In an effort to determine the Internet’s impact on their businesses, Forrester predicts that the market for online strategy services will grow at a compound annual rate of 83% over the next four years. Firms are increasing the number of Web connections with customers and suppliers, resulting in processes that extend beyond the enterprise. Managing the cultural change, including internal politics, global versus local disputes, and cultural inertia, will increase demand for organizational consulting, creating a market of $3.3 billion in 2003.

Online marketing services, which include campaign analysis, branding strategy, and creative development, will grow from 4% to 16% of the commerce help market as firms employ eCommerce integrators to establish their presence online. By 2003, design services will also expand, with user interface (UI) activities sharing the stage with content management services as firms spend more outsourcing dollars on organizing dynamic content.

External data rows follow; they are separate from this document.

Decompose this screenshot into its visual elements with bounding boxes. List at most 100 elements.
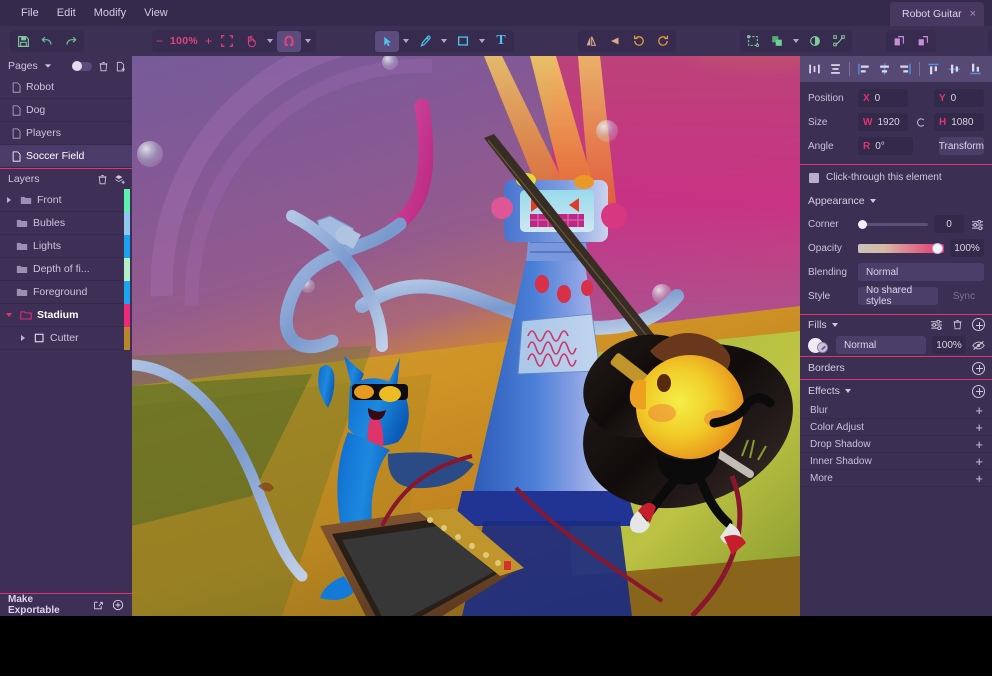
menu-item-view[interactable]: View	[135, 0, 177, 26]
add-export-icon[interactable]	[112, 599, 124, 611]
rectangle-tool-button[interactable]	[451, 31, 475, 52]
eye-hidden-icon[interactable]	[972, 340, 985, 351]
fill-blend-select[interactable]: Normal	[836, 336, 926, 354]
add-more-icon[interactable]: +	[975, 472, 983, 485]
layer-row-lights[interactable]: Lights	[0, 235, 132, 258]
add-blur-icon[interactable]: +	[975, 404, 983, 417]
size-h-field[interactable]: H 1080	[934, 113, 984, 131]
page-item-soccer-field[interactable]: Soccer Field	[0, 145, 132, 168]
zoom-in-button[interactable]: +	[202, 34, 215, 48]
fit-to-screen-button[interactable]	[215, 31, 239, 52]
close-icon[interactable]: ×	[970, 9, 976, 20]
corner-settings-icon[interactable]	[970, 219, 984, 230]
flip-vertical-button[interactable]	[603, 31, 627, 52]
align-top-icon[interactable]	[923, 59, 944, 80]
document-tab[interactable]: Robot Guitar ×	[890, 2, 984, 26]
align-middle-vertical-icon[interactable]	[944, 59, 965, 80]
align-center-horizontal-icon[interactable]	[874, 59, 895, 80]
effect-row-drop-shadow[interactable]: Drop Shadow +	[800, 436, 992, 453]
page-item-robot[interactable]: Robot	[0, 76, 132, 99]
layer-row-foreground[interactable]: Foreground	[0, 281, 132, 304]
menu-item-edit[interactable]: Edit	[48, 0, 85, 26]
fill-row[interactable]: Normal 100%	[800, 334, 992, 356]
corner-slider[interactable]	[858, 223, 928, 226]
angle-r-field[interactable]: R 0°	[858, 137, 913, 155]
opacity-value[interactable]: 100%	[950, 239, 984, 257]
add-drop-shadow-icon[interactable]: +	[975, 438, 983, 451]
position-x-field[interactable]: X 0	[858, 89, 908, 107]
blending-select[interactable]: Normal	[858, 263, 984, 281]
layer-row-cutter[interactable]: Cutter	[0, 327, 132, 350]
mask-button[interactable]	[741, 31, 765, 52]
zoom-level-label[interactable]: 100%	[166, 35, 202, 47]
align-right-icon[interactable]	[895, 59, 916, 80]
chevron-down-icon[interactable]	[263, 31, 277, 52]
canvas-artboard[interactable]	[132, 56, 800, 616]
disclosure-triangle-icon[interactable]	[3, 197, 15, 203]
chevron-down-icon-snap[interactable]	[301, 31, 315, 52]
align-bottom-icon[interactable]	[965, 59, 986, 80]
trash-icon-fills[interactable]	[952, 319, 963, 330]
aspect-ratio-link-icon[interactable]	[914, 117, 928, 128]
pages-visibility-toggle[interactable]	[72, 62, 92, 71]
add-fill-icon[interactable]	[972, 318, 985, 331]
page-item-players[interactable]: Players	[0, 122, 132, 145]
chevron-down-icon-appearance[interactable]	[870, 199, 876, 203]
trash-icon-layers[interactable]	[97, 174, 108, 185]
snap-magnet-button[interactable]	[277, 31, 301, 52]
layer-row-bubles[interactable]: Bubles	[0, 212, 132, 235]
ungroup-button[interactable]	[911, 31, 935, 52]
corner-slider-knob[interactable]	[858, 220, 867, 229]
fill-opacity-value[interactable]: 100%	[932, 336, 966, 354]
chevron-down-icon-fills[interactable]	[832, 323, 838, 327]
move-tool-button[interactable]	[375, 31, 399, 52]
chevron-down-icon-pen[interactable]	[437, 31, 451, 52]
effect-row-inner-shadow[interactable]: Inner Shadow +	[800, 453, 992, 470]
distribute-vertical-icon[interactable]	[825, 59, 846, 80]
add-page-icon[interactable]	[115, 61, 126, 72]
style-select[interactable]: No shared styles	[858, 287, 938, 305]
distribute-horizontal-icon[interactable]	[804, 59, 825, 80]
align-left-icon[interactable]	[853, 59, 874, 80]
add-color-adjust-icon[interactable]: +	[975, 421, 983, 434]
corner-value[interactable]: 0	[934, 215, 964, 233]
click-through-checkbox[interactable]	[809, 173, 819, 183]
zoom-out-button[interactable]: −	[153, 34, 166, 48]
disclosure-triangle-icon[interactable]	[3, 313, 15, 317]
transform-button[interactable]: Transform	[939, 137, 984, 155]
chevron-down-icon-pages[interactable]	[44, 62, 52, 70]
layer-row-stadium[interactable]: Stadium	[0, 304, 132, 327]
menu-item-file[interactable]: File	[12, 0, 48, 26]
redo-button[interactable]	[59, 31, 83, 52]
effect-row-blur[interactable]: Blur +	[800, 402, 992, 419]
menu-item-modify[interactable]: Modify	[85, 0, 135, 26]
flip-horizontal-button[interactable]	[579, 31, 603, 52]
click-through-row[interactable]: Click-through this element	[800, 165, 992, 191]
sync-button[interactable]: Sync	[944, 287, 984, 305]
fill-settings-icon[interactable]	[930, 319, 943, 330]
edit-nodes-button[interactable]	[827, 31, 851, 52]
rotate-ccw-button[interactable]	[627, 31, 651, 52]
add-border-icon[interactable]	[972, 362, 985, 375]
add-inner-shadow-icon[interactable]: +	[975, 455, 983, 468]
add-layer-icon[interactable]	[114, 174, 126, 185]
effect-row-more[interactable]: More +	[800, 470, 992, 487]
disclosure-triangle-icon[interactable]	[17, 335, 29, 341]
position-y-field[interactable]: Y 0	[934, 89, 984, 107]
text-tool-button[interactable]: T	[489, 31, 513, 52]
pen-tool-button[interactable]	[413, 31, 437, 52]
layer-row-front[interactable]: Front	[0, 189, 132, 212]
effect-row-color-adjust[interactable]: Color Adjust +	[800, 419, 992, 436]
chevron-down-icon-bool[interactable]	[789, 31, 803, 52]
slice-icon[interactable]	[93, 600, 104, 611]
save-button[interactable]	[11, 31, 35, 52]
size-w-field[interactable]: W 1920	[858, 113, 908, 131]
undo-button[interactable]	[35, 31, 59, 52]
chevron-down-icon-effects[interactable]	[845, 389, 851, 393]
contrast-button[interactable]	[803, 31, 827, 52]
chevron-down-icon-rect[interactable]	[475, 31, 489, 52]
trash-icon-pages[interactable]	[98, 61, 109, 72]
page-item-dog[interactable]: Dog	[0, 99, 132, 122]
boolean-union-button[interactable]	[765, 31, 789, 52]
add-effect-icon[interactable]	[972, 385, 985, 398]
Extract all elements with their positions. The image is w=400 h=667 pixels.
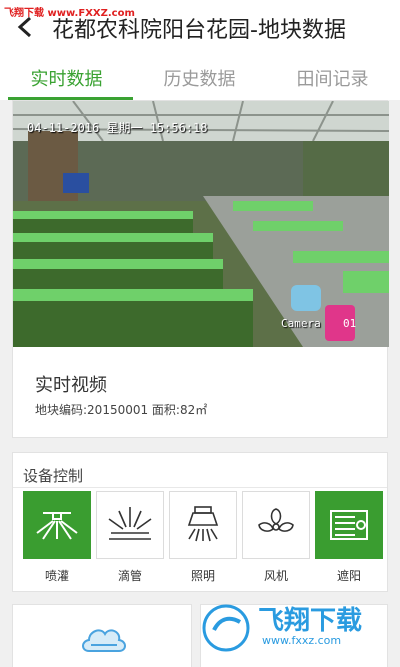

“After engaging an eCommerce integrator for projects like integrating order fulfillment across a supply network, companies will seek help managing these external technologies and processes,” added Overby. “The eBusiness services market will further expand as new outsourcing intermediaries emerge to provide unbiased assessment of service vendors. In late 1999 and 2000, the international demand for eCommerce services intensifies as leading overseas markets cross the commerce threshold — a window of opportunity in which a country’s public and private sectors must act to participate fully in eCommerce hypergrowth.”

For the Report “Sizing eCommerce Services,” Forrester interviewed 50 companies using eCommerce outsourcers and found support budgets ranging from $250,000 to $25 million. In 2001, respondents expect to allocate 28% of total eCommerce help dollars to new development or package implementation and 26% on marketing initiatives.